Social Media Not Social Selling
These days of course, the focus in social is on engagement. And people have realised that engagement does not mean sales. (Not directly anyway.) Engagement means discussion. It means participation.
It means communication and collaboration between people with similar or complementary interests. Finally we are realising that the people online are not just potential clients, they are actually people. And as a result, we’re at last coming to understand that what people don’t want in a social setting is a sales pitch.
It is becoming necessary, along with being important, to avoid all appearance of selling anything at all. And that suits me just fine. Selling and social media have never gone together for me, and I always thought it was a failure in my understanding of the social concept.

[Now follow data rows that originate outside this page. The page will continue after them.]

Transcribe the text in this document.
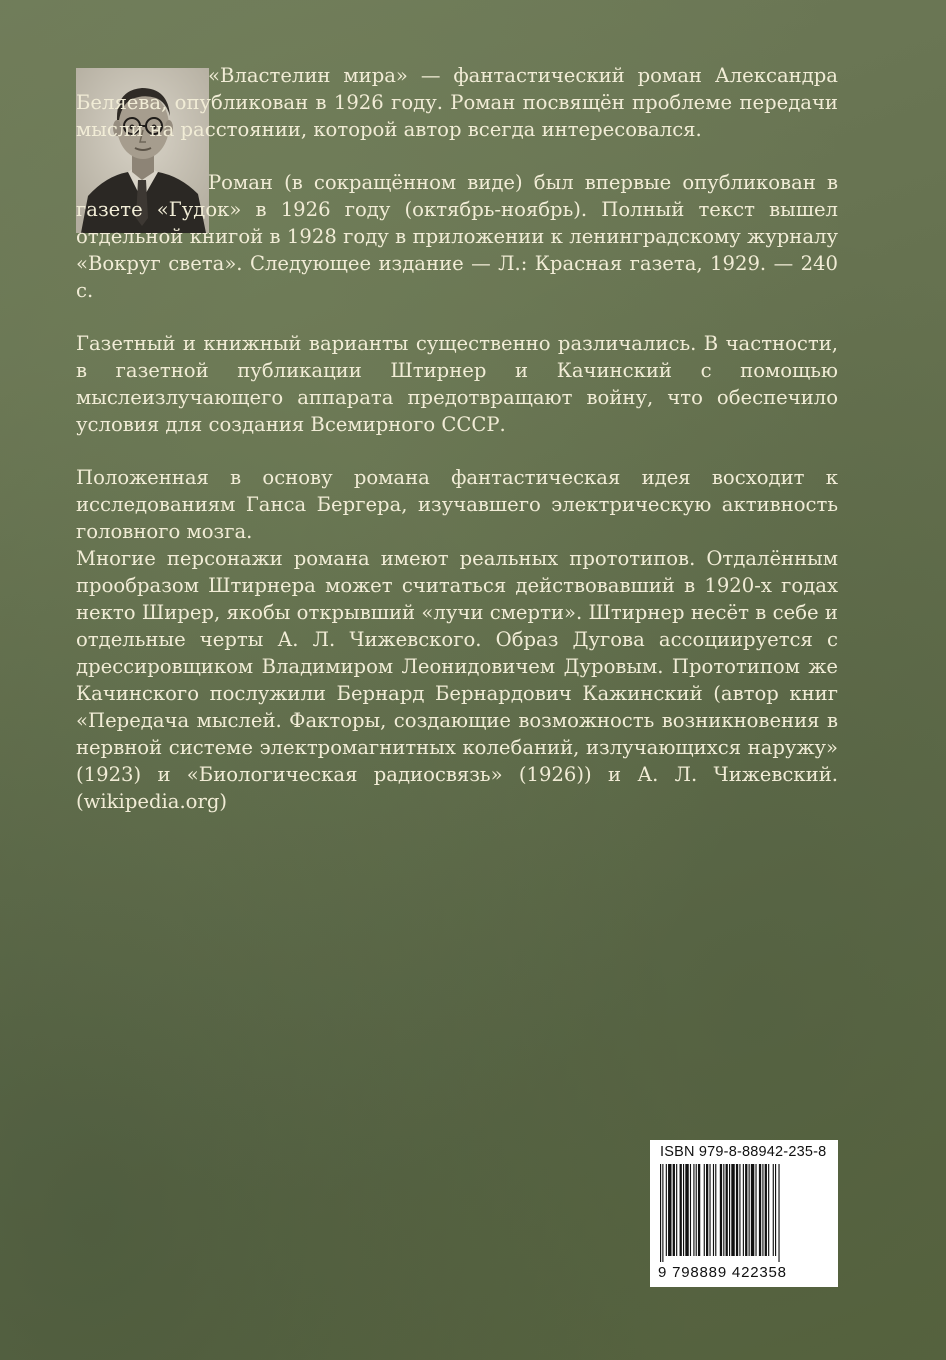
«Властелин мира» — фантастический роман Александра Беляева, опубликован в 1926 году. Роман посвящён проблеме передачи мысли на расстоянии, которой автор всегда интересовался.

Роман (в сокращённом виде) был впервые опубликован в газете «Гудок» в 1926 году (октябрь-ноябрь). Полный текст вышел отдельной книгой в 1928 году в приложении к ленинградскому журналу «Вокруг света». Следующее издание — Л.: Красная газета, 1929. — 240 с.

Газетный и книжный варианты существенно различались. В частности, в газетной публикации Штирнер и Качинский с помощью мыслеизлучающего аппарата предотвращают войну, что обеспечило условия для создания Всемирного СССР.

Положенная в основу романа фантастическая идея восходит к исследованиям Ганса Бергера, изучавшего электрическую активность головного мозга.

Многие персонажи романа имеют реальных прототипов. Отдалённым прообразом Штирнера может считаться действовавший в 1920-х годах некто Ширер, якобы открывший «лучи смерти». Штирнер несёт в себе и отдельные черты А. Л. Чижевского. Образ Дугова ассоциируется с дрессировщиком Владимиром Леонидовичем Дуровым. Прототипом же Качинского послужили Бернард Бернардович Кажинский (автор книг «Передача мыслей. Факторы, создающие возможность возникновения в нервной системе электромагнитных колебаний, излучающихся наружу» (1923) и «Биологическая радиосвязь» (1926)) и А. Л. Чижевский. (wikipedia.org)

ISBN 979-8-88942-235-8
9 798889 422358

Turns out that everybody else was just doing it wrong. (Yes, I know, it is possible for social media to drive sales. Even direct sales. But is that really how you want people to see you? The eternal salesperson pitching to the whole world in the hopes that some of it sticks? I didn’t think so.)
Social Strategy Planning
If you really want to get the most out of your social strategy, (and everybody wants that, especially with Google threatening to factor social engagement into the algorithm), then you need to approach it with a different mindset. You’re not out there to sell your product to people, you’re out there to get to know them, and get them to know you. And how do you do it? By engaging.
Already much has been written by smarter people than me about engagement. But in circles other than professional ones, it seems to have become one of those buzz words that people throw around because they’re current, or they sound good, or they think it’s what people want to hear.
At its core though, engagement is a very simple concept. It means talking to people. Getting involved in what they are saying, thinking, asking and so forth. It’s not a difficult concept. And as you can see, it doesn’t involve selling them anything or asking them to buy anything. Now, in the fullness of time, once they have gotten to know and trust you, an opportunity might arise where a particular question or problem or need is answered by your product or service.
Then, (and only then), may you mention that you have something that might help or that they might be interested in. But until and unless that eventuality arises, you can get the most out of social media by assiduously avoiding any appearance of selling anything.